Pour en revenir au vif du sujet, encore que le détail soit un peu délicat, parmi cette nuée de serviteurs inoccupés, il en était un dont l'emploi était singulier : c'était le porte-chaise d'affaires. Ce titre énigmatique désignait un fonctionnaire qui, chapeau bas, en habit de velours, l'épée au flanc, était, dit le comte d'Hézecques, « chargé de dissimuler ces dernières misères auxquelles la nature nous assujettit ». Le porte-chaise entrait au lever du roi, dès qu'on appelait la première entrée ; il passait alors dans la garde-robe, près du lit, pour voir s'il n'y avait rien, dans son petit mobilier, qui réclamât sa vigilance ou sa sollicitude. C'était là son seul service. La Faculté « était sa plus déplaisante ennemie et lui faisait passer parfois de mauvais quarts d'heure »2 ; il est vrai qu'il s'en trouvait bien dédommagé par les vingt mille livres que lui valait sa charge, sans compter qu'il pouvait signer du titre d' « officier du roi» et traiter ses amis avec de fort beau linge, dont, en admirant la finesse du tissu, on oubliait la destination première.
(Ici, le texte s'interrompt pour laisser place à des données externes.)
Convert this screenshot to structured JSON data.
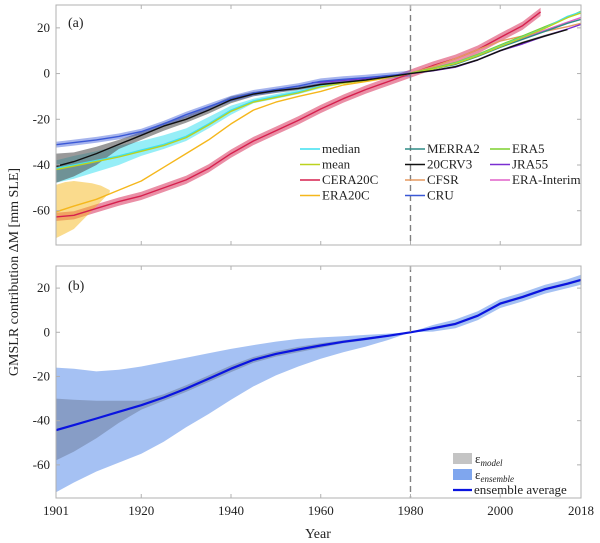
{
  "chart_data": [
    {
      "type": "line",
      "panel_label": "(a)",
      "xlabel": "",
      "ylabel": "GMSLR contribution ΔM [mm SLE]",
      "xlim": [
        1901,
        2018
      ],
      "ylim": [
        -75,
        30
      ],
      "xticks": [
        1920,
        1940,
        1960,
        1980,
        2000
      ],
      "yticks": [
        20,
        0,
        -20,
        -40,
        -60
      ],
      "ytick_labels": [
        "20",
        "0",
        "-20",
        "-40",
        "-60"
      ],
      "reference_line": {
        "x": 1980,
        "style": "dashed",
        "color": "#808080"
      },
      "legend_position": "bottom-right",
      "legend_columns": 3,
      "series": [
        {
          "name": "median",
          "color": "#3fe0f0",
          "x": [
            1901,
            1905,
            1910,
            1915,
            1920,
            1925,
            1930,
            1935,
            1940,
            1945,
            1950,
            1955,
            1960,
            1965,
            1970,
            1975,
            1980,
            1985,
            1990,
            1995,
            2000,
            2005,
            2010,
            2015,
            2018
          ],
          "y": [
            -41.5,
            -40,
            -38,
            -36,
            -33.5,
            -31,
            -27.5,
            -22,
            -16,
            -12,
            -10,
            -8,
            -5.5,
            -4,
            -2.8,
            -1.5,
            0,
            2,
            4.5,
            8,
            12,
            16,
            20,
            25,
            27
          ],
          "band_lower": [
            -47.8,
            -46,
            -43,
            -40,
            -36,
            -33,
            -29.5,
            -24,
            -18,
            -13,
            -11,
            -9,
            -6.5,
            -4.5,
            -3.2,
            -1.8,
            0,
            2,
            4.5,
            8,
            12,
            16,
            20,
            25,
            27
          ],
          "band_upper": [
            -38,
            -36,
            -34,
            -31.5,
            -29.5,
            -27,
            -24,
            -19,
            -14,
            -11,
            -9,
            -7,
            -4.8,
            -3.5,
            -2.4,
            -1.2,
            0,
            2,
            4.5,
            8,
            12,
            16,
            20,
            25,
            27
          ]
        },
        {
          "name": "mean",
          "color": "#bcd21e",
          "x": [
            1901,
            1905,
            1910,
            1915,
            1920,
            1925,
            1930,
            1935,
            1940,
            1945,
            1950,
            1955,
            1960,
            1965,
            1970,
            1975,
            1980,
            1985,
            1990,
            1995,
            2000,
            2005,
            2010,
            2015,
            2018
          ],
          "y": [
            -42,
            -40.5,
            -38.5,
            -36.5,
            -34,
            -31.5,
            -28,
            -22.5,
            -16.5,
            -12.5,
            -10.5,
            -8.5,
            -5.8,
            -4.2,
            -3,
            -1.6,
            0,
            2,
            4.3,
            7.8,
            11.8,
            15.8,
            19.8,
            24.5,
            26.5
          ]
        },
        {
          "name": "CERA20C",
          "color": "#d6204e",
          "x": [
            1901,
            1905,
            1910,
            1915,
            1920,
            1925,
            1930,
            1935,
            1940,
            1945,
            1950,
            1955,
            1960,
            1965,
            1970,
            1975,
            1980,
            1985,
            1990,
            1995,
            2000,
            2005,
            2009
          ],
          "y": [
            -62.7,
            -62,
            -59,
            -56,
            -53.5,
            -50,
            -46.5,
            -41.5,
            -35,
            -29.5,
            -25,
            -20.5,
            -15.5,
            -11,
            -7,
            -3.5,
            0,
            3.5,
            6.5,
            10.5,
            15.8,
            21,
            27
          ],
          "band_halfwidth": 1.8
        },
        {
          "name": "ERA20C",
          "color": "#f5b71c",
          "x": [
            1901,
            1905,
            1910,
            1915,
            1920,
            1925,
            1930,
            1935,
            1940,
            1945,
            1950,
            1955,
            1960,
            1965,
            1970,
            1975,
            1980,
            1985,
            1990,
            1995,
            2000,
            2005,
            2010
          ],
          "y": [
            -60.5,
            -58,
            -55,
            -51,
            -47,
            -41,
            -35,
            -29,
            -22,
            -16,
            -12.5,
            -10,
            -7.8,
            -5,
            -3.5,
            -1.8,
            0,
            2,
            4.5,
            8,
            12,
            16,
            20.5
          ],
          "spread_x": [
            1901,
            1903,
            1905,
            1907,
            1909,
            1911,
            1913
          ],
          "spread_lower": [
            -72,
            -70,
            -68,
            -64,
            -60,
            -56,
            -52
          ],
          "spread_upper": [
            -48.7,
            -47.5,
            -47,
            -47.5,
            -48,
            -49,
            -51
          ]
        },
        {
          "name": "MERRA2",
          "color": "#2e8b86",
          "x": [
            1980,
            1985,
            1990,
            1995,
            2000,
            2005,
            2010,
            2015,
            2018
          ],
          "y": [
            0,
            2,
            4,
            7.5,
            11.5,
            15,
            18.5,
            22,
            23.7
          ]
        },
        {
          "name": "20CRV3",
          "color": "#111111",
          "x": [
            1901,
            1905,
            1910,
            1915,
            1920,
            1925,
            1930,
            1935,
            1940,
            1945,
            1950,
            1955,
            1960,
            1965,
            1970,
            1975,
            1980,
            1985,
            1990,
            1995,
            2000,
            2005,
            2010,
            2015
          ],
          "y": [
            -40.6,
            -38.5,
            -35,
            -31,
            -27,
            -23,
            -20,
            -16,
            -11.5,
            -9,
            -7.5,
            -6.5,
            -4.8,
            -3.8,
            -2.8,
            -1.4,
            0,
            1.3,
            3,
            6,
            10,
            13.5,
            16.5,
            19.3
          ],
          "band_lower": [
            -47.8,
            -45,
            -40,
            -33,
            -29,
            -25,
            -21.5,
            -17.5,
            -13,
            -10,
            -8.5,
            -7.2,
            -5.5,
            -4.3,
            -3.2,
            -1.7,
            0,
            1,
            2.6,
            5.6,
            9.6,
            13,
            16,
            19
          ],
          "band_upper": [
            -35,
            -34.5,
            -32,
            -29,
            -25.5,
            -21.5,
            -18.5,
            -14.5,
            -10,
            -8,
            -6.6,
            -5.8,
            -4.1,
            -3.3,
            -2.4,
            -1.1,
            0,
            1.6,
            3.4,
            6.4,
            10.4,
            14,
            17,
            19.6
          ]
        },
        {
          "name": "CFSR",
          "color": "#e59a61",
          "x": [
            1979,
            1985,
            1990,
            1995,
            2000,
            2005,
            2010,
            2015,
            2018
          ],
          "y": [
            -0.3,
            3,
            6.5,
            10.5,
            14.2,
            16.5,
            18.5,
            20.5,
            22
          ]
        },
        {
          "name": "CRU",
          "color": "#3a58d6",
          "x": [
            1901,
            1905,
            1910,
            1915,
            1920,
            1925,
            1930,
            1935,
            1940,
            1945,
            1950,
            1955,
            1960,
            1965,
            1970,
            1975,
            1980
          ],
          "y": [
            -31.1,
            -30.2,
            -29,
            -27.5,
            -25.4,
            -22,
            -18,
            -14.5,
            -11,
            -8.5,
            -7,
            -5.5,
            -3.4,
            -2.5,
            -1.8,
            -0.9,
            0
          ],
          "band_halfwidth": 1.3
        },
        {
          "name": "ERA5",
          "color": "#7dd12f",
          "x": [
            1979,
            1985,
            1990,
            1995,
            2000,
            2005,
            2010,
            2015,
            2018
          ],
          "y": [
            -0.2,
            2.3,
            4.8,
            8.4,
            12.5,
            16.5,
            20.5,
            24.5,
            27.3
          ]
        },
        {
          "name": "JRA55",
          "color": "#7a2ed1",
          "x": [
            1958,
            1962,
            1966,
            1970,
            1975,
            1980,
            1985,
            1990,
            1995,
            2000,
            2005,
            2010,
            2015,
            2018
          ],
          "y": [
            -4,
            -3.5,
            -2.8,
            -2.2,
            -1,
            0,
            1.2,
            2.8,
            6,
            10,
            13,
            16.5,
            19.5,
            21.5
          ]
        },
        {
          "name": "ERA-Interim",
          "color": "#e060c8",
          "x": [
            1979,
            1985,
            1990,
            1995,
            2000,
            2005,
            2010,
            2015,
            2018
          ],
          "y": [
            -0.2,
            2,
            4.4,
            7.8,
            11.8,
            15.5,
            19,
            22.5,
            24.5
          ]
        }
      ]
    },
    {
      "type": "area",
      "panel_label": "(b)",
      "xlabel": "Year",
      "ylabel": "GMSLR contribution ΔM [mm SLE]",
      "xlim": [
        1901,
        2018
      ],
      "ylim": [
        -75,
        30
      ],
      "xticks": [
        1901,
        1920,
        1940,
        1960,
        1980,
        2000,
        2018
      ],
      "xtick_labels": [
        "1901",
        "1920",
        "1940",
        "1960",
        "1980",
        "2000",
        "2018"
      ],
      "yticks": [
        20,
        0,
        -20,
        -40,
        -60
      ],
      "ytick_labels": [
        "20",
        "0",
        "-20",
        "-40",
        "-60"
      ],
      "reference_line": {
        "x": 1980,
        "style": "dashed",
        "color": "#808080"
      },
      "legend_position": "bottom-right",
      "x": [
        1901,
        1905,
        1910,
        1915,
        1920,
        1925,
        1930,
        1935,
        1940,
        1945,
        1950,
        1955,
        1960,
        1965,
        1970,
        1975,
        1980,
        1985,
        1990,
        1995,
        2000,
        2005,
        2010,
        2015,
        2018
      ],
      "series": [
        {
          "name": "ensemble average",
          "color": "#0a14e0",
          "y": [
            -44.3,
            -42,
            -39,
            -36,
            -33,
            -29.5,
            -25.5,
            -21,
            -16.5,
            -12.5,
            -9.8,
            -7.8,
            -6,
            -4.3,
            -3,
            -1.6,
            0,
            1.8,
            3.8,
            7.5,
            13,
            16,
            19.5,
            22,
            23.7
          ]
        },
        {
          "name": "ε_ensemble",
          "label_main": "ε",
          "label_sub": "ensemble",
          "color": "#7fa6ee",
          "lower": [
            -72.4,
            -68,
            -63,
            -59,
            -55,
            -49.5,
            -43,
            -37,
            -30.5,
            -24.5,
            -19.5,
            -15.5,
            -12,
            -9,
            -6.5,
            -3.5,
            0,
            0.3,
            1.8,
            5.5,
            11,
            14,
            17.5,
            20,
            21.5
          ],
          "upper": [
            -16,
            -16.5,
            -17.7,
            -17,
            -15.5,
            -13.5,
            -11.5,
            -9.5,
            -7.5,
            -5.8,
            -4.2,
            -3,
            -2.3,
            -1.8,
            -1.2,
            -0.6,
            0,
            3.3,
            5.8,
            9.5,
            15,
            18,
            21.5,
            24,
            26
          ]
        },
        {
          "name": "ε_model",
          "label_main": "ε",
          "label_sub": "model",
          "color": "#a9a9a9",
          "lower": [
            -58,
            -54,
            -48,
            -41,
            -35,
            -31,
            -27,
            -22.5,
            -18,
            -13.8,
            -11,
            -9,
            -7,
            -5,
            -3.6,
            -2,
            0,
            1.2,
            3.2,
            7,
            12.4,
            15.4,
            18.9,
            21.4,
            23.1
          ],
          "upper": [
            -30,
            -30.5,
            -31,
            -31,
            -31,
            -28,
            -24,
            -19.5,
            -15,
            -11.2,
            -8.6,
            -6.6,
            -5,
            -3.6,
            -2.4,
            -1.2,
            0,
            2.4,
            4.4,
            8,
            13.6,
            16.6,
            20.1,
            22.6,
            24.3
          ]
        }
      ]
    }
  ]
}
Cette charge existait déjà sous Louis XIV et date certainement de bien plus loin. En 1698, ceux qui possédaient cette dignité étaient le sieur Philippe Sennelier et Jean, son fils, en survivance ; et pour le second semestre, Charles Hallier, sieur des Châteaux, et François Cornu de Sainte-Marthe, son gendre, en survivance. Ils avaient alors 600 livres de gages et 200 livres de récompense ; mais ils n'avaient point bouche à la cour. En revanche, la vente des fameuses serviettes constituait un revenu sérieux. Le comte d'Hézecques n'a point donné les noms des deux porte-chaise d'affaires en exercice alors qu'il vivait à la cour, sous Louis XVI ; il se souvient seulement que l'un était un petit tailleur d'une figure burlesque : il avait acheté sa charge du produit d'un terne gagné à la loterie ; l'autre était un marchand de faïence de la rue du Vieux-Versailles.
Du moins, c'était là, de la propreté ; mais ailleurs ? Je ne sais où j'ai lu que vers 1830 Viollet-le-Duc, encore étudiant, visita un jour le château de Versailles en compagnie d'une vieille marquise qui avait connu la cour en ses beaux jours d'avant 89. La noble dame ne s'y retrouvait plus ; certes, elle reconnaissait bien les grands salons et les galeries d'apparat ; mais quand on pénétra dans les petits appartements, elle s'avoua perdue et désorientée. Ces enfilades de pièces démeublées et nettes ne lui rappelaient rien. Enfin l'on parvint à un endroit où un tuyau de décharge, crevé par la gelée, avait inondé le parquet d'immondices. L'infection était a faire reculer ; la vieille marquise poussa un cri de joie :
« Ah je m'y revois, dit-elle ; voilà le Versailles de mon temps. C'était partout comme
cela ! »
Malgré le goût de notre époque pour les reconstitutions exactes, celle-ci en est une qu'il ne faut pas tenter.
Le feutier était celui qui avait soin, chez le roi, d'entretenir le feu des appartements.
Il s’agit d’une référence aux médecins qui examinaient les selles du roi (et retardaient donc le travail du porte-chaise.